La connaissance qu’a la DST des activités internationales de Solidarité, au su même d’Henri Curiel, ne dit rien mais n’exclut rien sur le rôle de ce service dans l’assassinat d’Henri Curiel en 1978. Selon la postface donnée par Gilles Perrault à la réédition de sa somme sur Henri Curiel : Un homme à part, ce sont des hommes du SDECE qui ont opéré, certainement pas de leur propre chef. Le SDECE s’est employé à retirer les pièces de leurs propres archives pour qu’elles n’arrivent pas aux mains du juge. À cette époque, Henri Curiel* s’efforçait avec persévérance à rendre prometteuses, les relations qu’il avait établi entre Israéliens et Palestiniens, au grand dam des services de l’État d’Israël et de son allié, l’État sud-africain ; l’assassinat de Curiel est revendiqué par des anciens du commando Delta, lié à l’OAS dans la réaction liquidatrice de fin de guerre d’Algérie.

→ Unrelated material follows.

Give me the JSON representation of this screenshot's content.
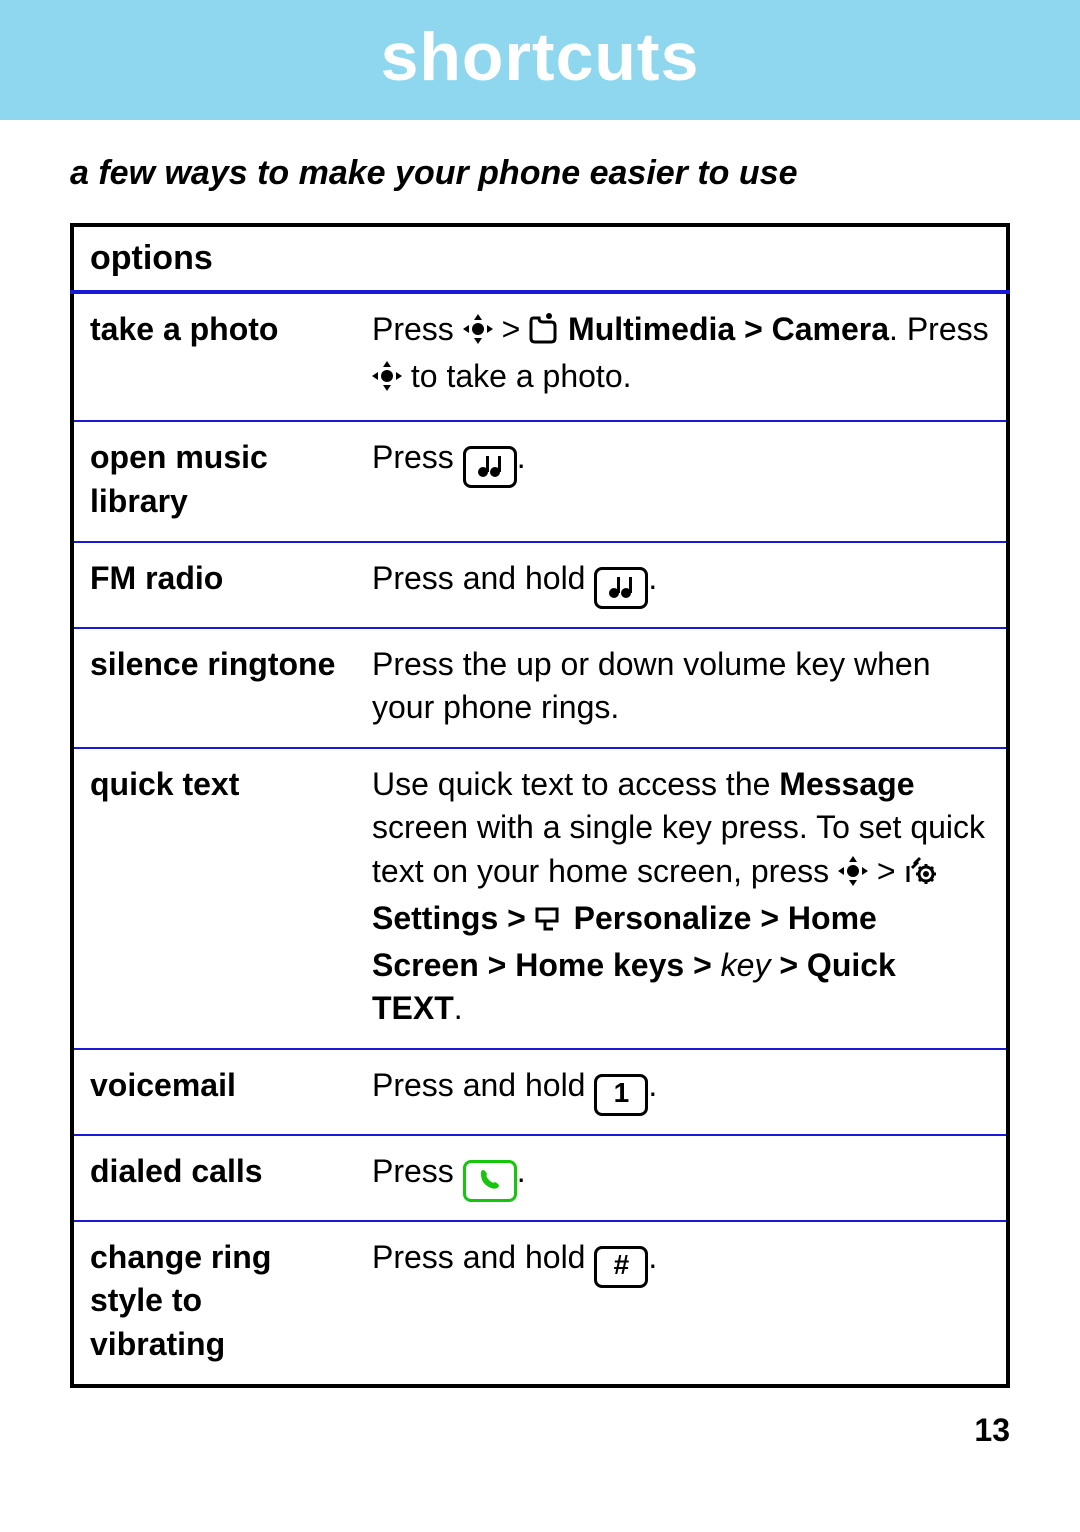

Après l’assassinat d’Henri Curiel*, Jehan de Wangen, alors de retour à Paris, préside l’Association des Amis d’Henri Curiel, avant de mourir en 1993.

Pour citer cet article :
https://maitron.fr/spip.php?article152444, notice WANGEN (de) Jehan [Dictionnaire Algérie] par René Gallissot, version mise en ligne le 17 janvier 2014, dernière modification le 15 février 2021.

Par René Gallissot

SOURCES : H. Hamon et P. Rotman, Les porteurs de valises, Albin Michel, Paris, 1979. — Récit de vie de Gérold de Wangen et entretien avec Jean Tabet* rapportés dans G. Perrault, Un homme à part. Barrault, Paris 1984, et postface de la nouvelle édition, Fayard, Paris 2006. – « Crise et avenir de la solidarité internationale. Hommage à Henri Curiel », Recherches internationales, n° 52-53, Paris, 1998. –Des Brigades internationales aux sans-papiers. Crise et avenir de la solidarité internationale (M.Rogalski et J.Tabet, dir.), Actes des rencontres internationales Henri Curiel (novembre 1998, Gennevilliers), Le Temps des Cerises, Pantin, 1999. –R. Faligot et P. Krop, DST, police secrète. Flammarion, Paris, 1999. -J. Charby, Les porteurs d’espoir. Les réseaux de soutien au FLN pendant la guerre d’Algérie : les acteurs parlent. La Découverte, Paris 2004. — J.-L. Einaudi, Franc-tireur georges Mattéi de la guerre d’Algérie à la guérilla. Le Sextant et Danger public, Paris, 2004. –R. Faligot et J. Guisnel (dir.), Histoire secrète de la Ve République. La Découverte, Paris, 2006. — R. Gallissot, Henri Curiel. Le mythe mesuré à l’histoire. Riveneuve éditions, Paris 2009, Chihab éditions, Alger 2012. — Correspondances avec Sylviane de Wangen, Jean Tabet et Michel Rogalski, 2007-2008. — Fichier des décès de l’INSEE.